Saturday, March 1, 2008

I think I started off on the wrong foot by choosing a construction company to start my valuation. But I do admit that through it's Financial Statements, I get a pretty good sense of it's business. Before this, I bought it as it was trending above 200MA but I think this is going to be another sinking ship soon. Ha!



From the P&L, I do see a lot of questions. Perhaps my inexperience and lack of knowledge, but to answer the questions that I have, I'd be mailing them my queries. Hopefully, they would be like Aztech, prompt in answering, but then again Aztech is awarded Gold for Investor Relations. Ha!

1. The most pressing question that I have is, why is there a loss from discontinued operations amounting to about $2.6m. This amount is substantial, taking out about 20%from their profits. Ouch!

2. Stated in the other income are 2 entries of Gains on sale from Plant and Equipement and also, Negative Goodwill. Why should Goodwill be calculated into Other Operating Income. Net Gains from sales is non business, in this sense, and being prudent, I'd take these amount out, which adds to around $1.2m. Ouch!

As declared, they have an EPS of 77 cents for FY07 but then again, if I were to calculate, their EPS is only around 49 cents. Still, an increase from FY06 of about 9 cents which is still not too bad, increase of about 22%.
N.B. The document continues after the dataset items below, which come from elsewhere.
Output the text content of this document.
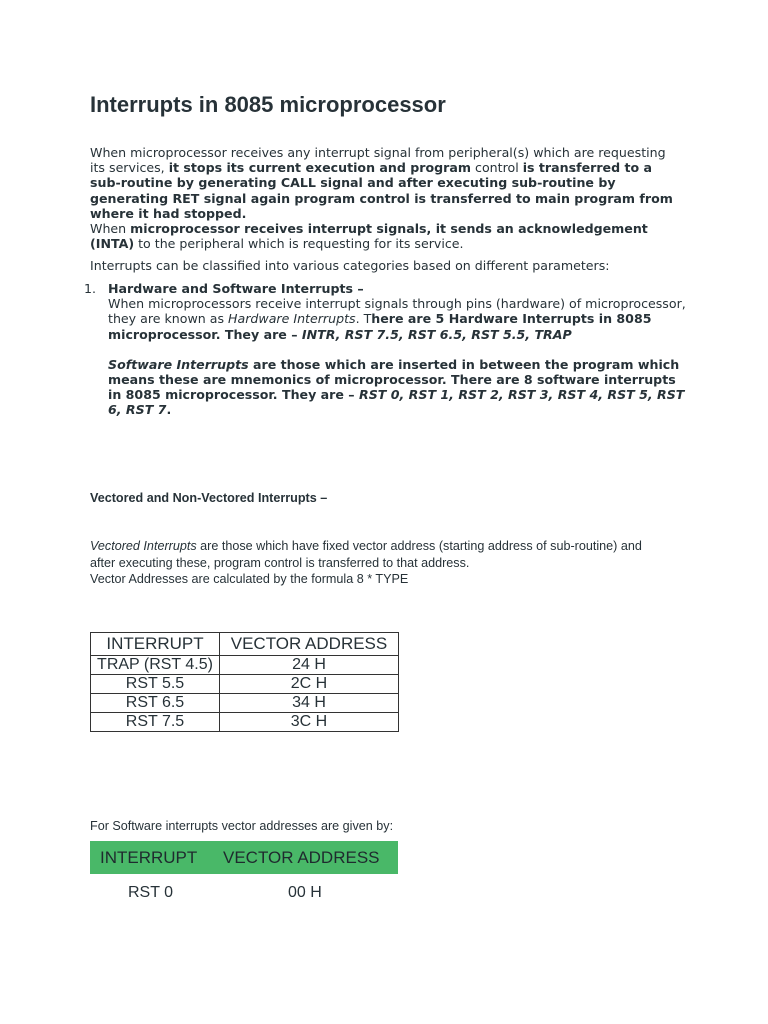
Interrupts in 8085 microprocessor
When microprocessor receives any interrupt signal from peripheral(s) which are requesting its services, it stops its current execution and program control is transferred to a sub-routine by generating CALL signal and after executing sub-routine by generating RET signal again program control is transferred to main program from where it had stopped.
When microprocessor receives interrupt signals, it sends an acknowledgement (INTA) to the peripheral which is requesting for its service.
Interrupts can be classified into various categories based on different parameters:
1. Hardware and Software Interrupts –
When microprocessors receive interrupt signals through pins (hardware) of microprocessor, they are known as Hardware Interrupts. There are 5 Hardware Interrupts in 8085 microprocessor. They are – INTR, RST 7.5, RST 6.5, RST 5.5, TRAP
Software Interrupts are those which are inserted in between the program which means these are mnemonics of microprocessor. There are 8 software interrupts in 8085 microprocessor. They are – RST 0, RST 1, RST 2, RST 3, RST 4, RST 5, RST 6, RST 7.
Vectored and Non-Vectored Interrupts –
Vectored Interrupts are those which have fixed vector address (starting address of sub-routine) and after executing these, program control is transferred to that address.
Vector Addresses are calculated by the formula 8 * TYPE
INTERRUPT	VECTOR ADDRESS
TRAP (RST 4.5)	24 H
RST 5.5	2C H
RST 6.5	34 H
RST 7.5	3C H
For Software interrupts vector addresses are given by:
INTERRUPT VECTOR ADDRESS
RST 0	00 H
One unfriendly aspect of their FS is that I have to do my own % calculation, unlike some companies which I've browsed through, stating clearing the +ve or -ve % compared to the previous FY.

Revenue has came down 17% and Gross Profiut is naturally affected 2%. Isn't this interesting, a big drop in Revenue but only a 2% drop in GP. There could be many reasons to it, which I might not want to speculate into.

I need help on this. I did a NAV on this company to see the Share Price and, "Wa-la", I got the figure of around 6 cents. I did it using the given figures w/o going into details. But why is the Share price so low? Is this normal?? HELP!!! I need enlightenment!! =)

Construction contracts in general, according to FRS 11, is really hard to estimate the exact profts they might make in the year but as the company is paid by % completion. However, One thing I like about Lian Beng is that it is pretty diversified but their core income of more than 80% still comes from it's core business. Not a bad thing but, it might be better if the other streams of income can be improved.



In this valuation, I did not go into the many details like cashflow or BS, but just on their P&L.
My apologies but I'm still learning, but in my coming analysis, I do believe that I should improve.

Maybe I'll touch on this company again but then again, I do have queries on it to carry on.